You can also experiment with the crust. A coconut flour crust creates a different texture and adds subtle sweetness. For a crustless option, simply pour the filling into a greased pie dish and bake as directed.

Toppings can be customized as well. A dollop of sugar-free whipped cream or a sprinkle of lemon zest adds a clean, elegant finish without extra carbs.

Nutrition and Dietary Info

Keto Lemon Sour Cream Pie is low in carbohydrates and free from added sugar, making it suitable for ketogenic and low-carb diets. It contains dairy and eggs and can be adapted using dairy-free alternatives if needed.

Expert Tips & Customizations

Room Temperature Ingredients
Ensure cream cheese and eggs are at room temperature for a smooth filling.

Avoid Overbaking
Remove the pie while the center still has a slight wobble.

Chill for Clean Slices
Proper chilling ensures neat, clean cuts.

Flavor Balance
Taste the filling before baking and adjust sweetness or lemon as needed.

FAQs

Is this pie very tart?

It is tangy but well balanced with sour cream and sweetener.
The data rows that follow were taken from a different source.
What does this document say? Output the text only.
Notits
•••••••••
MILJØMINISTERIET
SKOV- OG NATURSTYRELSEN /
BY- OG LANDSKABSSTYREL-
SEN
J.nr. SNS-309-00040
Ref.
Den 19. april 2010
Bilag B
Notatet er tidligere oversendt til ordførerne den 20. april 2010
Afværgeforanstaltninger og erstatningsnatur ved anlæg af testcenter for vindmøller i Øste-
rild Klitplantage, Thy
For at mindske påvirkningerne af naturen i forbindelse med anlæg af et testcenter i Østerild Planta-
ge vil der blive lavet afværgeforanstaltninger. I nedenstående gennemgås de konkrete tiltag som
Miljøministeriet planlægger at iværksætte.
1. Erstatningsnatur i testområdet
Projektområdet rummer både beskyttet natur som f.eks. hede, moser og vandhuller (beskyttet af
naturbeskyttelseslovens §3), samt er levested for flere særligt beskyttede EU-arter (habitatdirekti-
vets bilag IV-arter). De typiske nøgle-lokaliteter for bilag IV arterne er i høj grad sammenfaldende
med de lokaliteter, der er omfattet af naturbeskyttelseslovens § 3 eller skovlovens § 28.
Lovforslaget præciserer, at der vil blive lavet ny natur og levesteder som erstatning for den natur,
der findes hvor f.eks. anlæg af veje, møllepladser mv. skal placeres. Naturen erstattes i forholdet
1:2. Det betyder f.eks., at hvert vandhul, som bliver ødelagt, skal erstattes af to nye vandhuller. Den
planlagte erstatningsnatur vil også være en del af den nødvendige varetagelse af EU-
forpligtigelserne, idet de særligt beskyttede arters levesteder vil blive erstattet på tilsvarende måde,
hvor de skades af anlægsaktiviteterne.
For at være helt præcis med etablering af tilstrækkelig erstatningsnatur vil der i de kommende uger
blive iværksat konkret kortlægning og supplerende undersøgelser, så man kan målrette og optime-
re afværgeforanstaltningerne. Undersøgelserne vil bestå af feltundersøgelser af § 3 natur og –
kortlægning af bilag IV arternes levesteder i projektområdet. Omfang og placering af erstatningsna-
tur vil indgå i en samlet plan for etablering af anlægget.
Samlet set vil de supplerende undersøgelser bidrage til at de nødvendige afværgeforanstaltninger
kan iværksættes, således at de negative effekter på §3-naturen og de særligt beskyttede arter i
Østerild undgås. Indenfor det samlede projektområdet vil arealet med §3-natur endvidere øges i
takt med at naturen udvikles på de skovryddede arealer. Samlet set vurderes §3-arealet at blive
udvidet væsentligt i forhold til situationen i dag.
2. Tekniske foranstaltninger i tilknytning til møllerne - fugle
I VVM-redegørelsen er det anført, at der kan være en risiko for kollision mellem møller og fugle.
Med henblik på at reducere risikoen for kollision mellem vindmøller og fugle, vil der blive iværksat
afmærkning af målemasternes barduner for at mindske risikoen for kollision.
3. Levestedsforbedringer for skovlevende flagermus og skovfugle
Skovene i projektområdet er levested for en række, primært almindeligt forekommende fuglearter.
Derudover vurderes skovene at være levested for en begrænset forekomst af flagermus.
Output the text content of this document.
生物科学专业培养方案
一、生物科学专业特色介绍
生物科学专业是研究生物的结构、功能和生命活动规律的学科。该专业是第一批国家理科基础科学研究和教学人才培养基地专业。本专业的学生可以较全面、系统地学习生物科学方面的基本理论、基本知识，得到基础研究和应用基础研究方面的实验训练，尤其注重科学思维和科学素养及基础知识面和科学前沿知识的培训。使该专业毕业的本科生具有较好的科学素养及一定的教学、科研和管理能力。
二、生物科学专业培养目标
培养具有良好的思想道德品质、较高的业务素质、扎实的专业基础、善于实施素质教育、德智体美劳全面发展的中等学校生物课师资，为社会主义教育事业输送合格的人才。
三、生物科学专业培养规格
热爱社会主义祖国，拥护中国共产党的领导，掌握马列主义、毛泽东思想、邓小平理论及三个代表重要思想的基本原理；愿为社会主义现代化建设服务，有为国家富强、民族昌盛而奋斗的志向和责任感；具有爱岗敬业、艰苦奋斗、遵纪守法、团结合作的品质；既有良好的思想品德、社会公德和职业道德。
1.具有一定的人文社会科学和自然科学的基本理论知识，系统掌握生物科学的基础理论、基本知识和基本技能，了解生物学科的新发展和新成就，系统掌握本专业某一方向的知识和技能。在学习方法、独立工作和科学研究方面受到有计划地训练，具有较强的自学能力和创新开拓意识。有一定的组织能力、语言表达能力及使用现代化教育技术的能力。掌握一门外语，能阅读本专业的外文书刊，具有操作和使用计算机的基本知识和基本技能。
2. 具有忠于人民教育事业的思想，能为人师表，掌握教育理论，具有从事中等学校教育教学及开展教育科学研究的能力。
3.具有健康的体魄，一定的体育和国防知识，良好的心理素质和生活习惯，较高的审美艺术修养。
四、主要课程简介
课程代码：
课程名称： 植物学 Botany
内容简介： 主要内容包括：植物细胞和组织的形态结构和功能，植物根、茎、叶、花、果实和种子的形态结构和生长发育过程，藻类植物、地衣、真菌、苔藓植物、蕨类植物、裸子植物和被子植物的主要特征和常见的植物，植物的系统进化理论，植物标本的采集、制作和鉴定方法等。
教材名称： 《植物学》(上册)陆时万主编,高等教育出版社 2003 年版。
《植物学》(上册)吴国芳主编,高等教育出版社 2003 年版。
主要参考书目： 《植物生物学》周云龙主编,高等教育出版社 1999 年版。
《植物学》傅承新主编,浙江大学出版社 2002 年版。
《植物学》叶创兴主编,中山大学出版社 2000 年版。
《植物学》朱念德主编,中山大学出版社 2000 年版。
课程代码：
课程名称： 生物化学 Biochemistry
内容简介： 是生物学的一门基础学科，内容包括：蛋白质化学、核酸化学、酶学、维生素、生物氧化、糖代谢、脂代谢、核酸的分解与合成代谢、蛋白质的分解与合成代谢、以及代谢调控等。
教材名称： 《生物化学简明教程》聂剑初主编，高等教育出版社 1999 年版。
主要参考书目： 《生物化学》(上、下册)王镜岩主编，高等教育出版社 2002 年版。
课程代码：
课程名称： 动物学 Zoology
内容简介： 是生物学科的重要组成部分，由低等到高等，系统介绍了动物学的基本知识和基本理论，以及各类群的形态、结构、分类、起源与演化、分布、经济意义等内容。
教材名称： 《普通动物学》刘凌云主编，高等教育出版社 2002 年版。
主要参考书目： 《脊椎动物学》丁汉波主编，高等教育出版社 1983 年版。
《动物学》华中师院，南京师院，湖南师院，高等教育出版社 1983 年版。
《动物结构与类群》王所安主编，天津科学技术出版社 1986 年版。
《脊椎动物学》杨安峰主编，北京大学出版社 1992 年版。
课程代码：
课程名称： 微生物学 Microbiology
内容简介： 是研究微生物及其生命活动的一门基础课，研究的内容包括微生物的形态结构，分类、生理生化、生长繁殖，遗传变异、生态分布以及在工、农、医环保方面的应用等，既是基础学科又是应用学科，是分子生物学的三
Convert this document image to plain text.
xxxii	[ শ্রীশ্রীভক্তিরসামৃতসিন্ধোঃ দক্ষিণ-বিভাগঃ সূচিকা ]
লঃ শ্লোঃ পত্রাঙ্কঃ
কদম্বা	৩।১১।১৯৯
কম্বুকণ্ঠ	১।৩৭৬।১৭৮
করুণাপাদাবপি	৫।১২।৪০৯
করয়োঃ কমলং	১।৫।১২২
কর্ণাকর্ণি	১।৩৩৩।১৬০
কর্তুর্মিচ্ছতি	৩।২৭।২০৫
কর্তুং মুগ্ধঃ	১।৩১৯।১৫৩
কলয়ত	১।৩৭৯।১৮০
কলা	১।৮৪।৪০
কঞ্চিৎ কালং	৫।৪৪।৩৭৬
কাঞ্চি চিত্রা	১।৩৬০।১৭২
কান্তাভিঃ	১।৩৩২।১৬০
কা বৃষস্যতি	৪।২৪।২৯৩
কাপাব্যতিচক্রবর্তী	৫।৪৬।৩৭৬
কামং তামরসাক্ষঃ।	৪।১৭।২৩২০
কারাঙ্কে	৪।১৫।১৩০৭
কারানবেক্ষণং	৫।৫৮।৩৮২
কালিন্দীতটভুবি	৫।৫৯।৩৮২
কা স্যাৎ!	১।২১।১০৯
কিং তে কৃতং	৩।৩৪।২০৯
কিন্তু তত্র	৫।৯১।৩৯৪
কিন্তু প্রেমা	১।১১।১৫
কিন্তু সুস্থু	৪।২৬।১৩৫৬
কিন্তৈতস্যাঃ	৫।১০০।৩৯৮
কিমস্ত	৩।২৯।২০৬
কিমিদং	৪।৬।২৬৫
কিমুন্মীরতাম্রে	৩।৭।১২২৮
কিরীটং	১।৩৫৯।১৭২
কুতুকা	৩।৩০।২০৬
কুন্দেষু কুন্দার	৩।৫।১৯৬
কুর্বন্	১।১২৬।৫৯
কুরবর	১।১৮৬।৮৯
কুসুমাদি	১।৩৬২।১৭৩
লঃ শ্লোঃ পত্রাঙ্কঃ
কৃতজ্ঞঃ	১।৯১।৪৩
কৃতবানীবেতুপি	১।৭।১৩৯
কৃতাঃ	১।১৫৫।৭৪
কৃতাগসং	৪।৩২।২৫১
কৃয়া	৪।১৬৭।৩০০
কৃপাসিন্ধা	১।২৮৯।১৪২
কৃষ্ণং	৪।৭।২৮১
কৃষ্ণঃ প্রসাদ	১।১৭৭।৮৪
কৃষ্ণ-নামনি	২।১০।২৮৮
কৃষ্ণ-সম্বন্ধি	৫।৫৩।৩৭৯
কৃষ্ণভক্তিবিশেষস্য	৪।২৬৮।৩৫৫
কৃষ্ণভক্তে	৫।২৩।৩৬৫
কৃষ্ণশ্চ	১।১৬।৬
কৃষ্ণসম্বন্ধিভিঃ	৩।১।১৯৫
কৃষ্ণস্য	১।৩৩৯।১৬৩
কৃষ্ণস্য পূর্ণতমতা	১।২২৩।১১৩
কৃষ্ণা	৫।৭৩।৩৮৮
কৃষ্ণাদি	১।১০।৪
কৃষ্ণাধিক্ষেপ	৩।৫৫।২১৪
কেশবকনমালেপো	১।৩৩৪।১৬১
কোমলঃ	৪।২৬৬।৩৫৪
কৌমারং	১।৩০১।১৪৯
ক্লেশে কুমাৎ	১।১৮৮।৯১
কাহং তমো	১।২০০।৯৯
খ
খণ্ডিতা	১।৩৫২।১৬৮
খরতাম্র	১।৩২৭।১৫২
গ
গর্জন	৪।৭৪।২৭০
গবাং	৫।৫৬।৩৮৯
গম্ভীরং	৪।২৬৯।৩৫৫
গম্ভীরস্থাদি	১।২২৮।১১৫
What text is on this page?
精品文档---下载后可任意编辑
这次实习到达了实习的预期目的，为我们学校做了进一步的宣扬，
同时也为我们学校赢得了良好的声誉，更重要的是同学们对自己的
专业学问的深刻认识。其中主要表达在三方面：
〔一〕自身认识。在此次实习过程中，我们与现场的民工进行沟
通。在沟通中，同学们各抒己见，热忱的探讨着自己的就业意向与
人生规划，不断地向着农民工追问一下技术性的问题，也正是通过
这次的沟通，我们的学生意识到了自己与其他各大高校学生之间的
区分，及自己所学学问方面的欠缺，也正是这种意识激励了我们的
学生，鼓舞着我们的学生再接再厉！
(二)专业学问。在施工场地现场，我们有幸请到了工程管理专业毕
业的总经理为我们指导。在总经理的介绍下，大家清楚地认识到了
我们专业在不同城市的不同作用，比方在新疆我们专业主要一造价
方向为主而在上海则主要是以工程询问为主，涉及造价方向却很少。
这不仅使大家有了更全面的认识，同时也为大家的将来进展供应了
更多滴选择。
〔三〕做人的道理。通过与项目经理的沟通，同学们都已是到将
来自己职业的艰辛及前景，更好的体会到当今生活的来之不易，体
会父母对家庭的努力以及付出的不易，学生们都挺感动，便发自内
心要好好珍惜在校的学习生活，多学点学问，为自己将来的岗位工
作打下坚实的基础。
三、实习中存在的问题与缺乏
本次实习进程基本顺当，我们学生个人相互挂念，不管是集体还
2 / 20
Can I make this ahead of time?

Yes, it is ideal to prepare a day in advance.

Can I freeze this pie?

Freezing is not recommended due to texture changes.

What sweetener works best?

Granulated low-carb sweeteners work well.

Can I make this without a crust?

Yes, it can be baked crustless.

How do I know when it is done?

The center should be just set with a slight wobble.

Can I use bottled lemon juice?

Fresh lemon juice is recommended for best flavor.

Is this pie gluten-free?

Yes, it is naturally gluten-free.

Can I add a topping?

Sugar-free whipped cream works well.

How long does it need to chill?

At least two hours, preferably longer.

Conclusion

Keto Lemon Sour Cream Pie is a smooth, refreshing dessert that delivers bright citrus flavor in a low-carb, sugar-free form. Creamy, elegant, and easy to prepare, it is perfect for anyone seeking a lighter dessert without sacrificing taste. Whether served at a gathering or enjoyed as a make-ahead treat, this pie is a reliable and satisfying option that fits seamlessly into a keto lifestyle.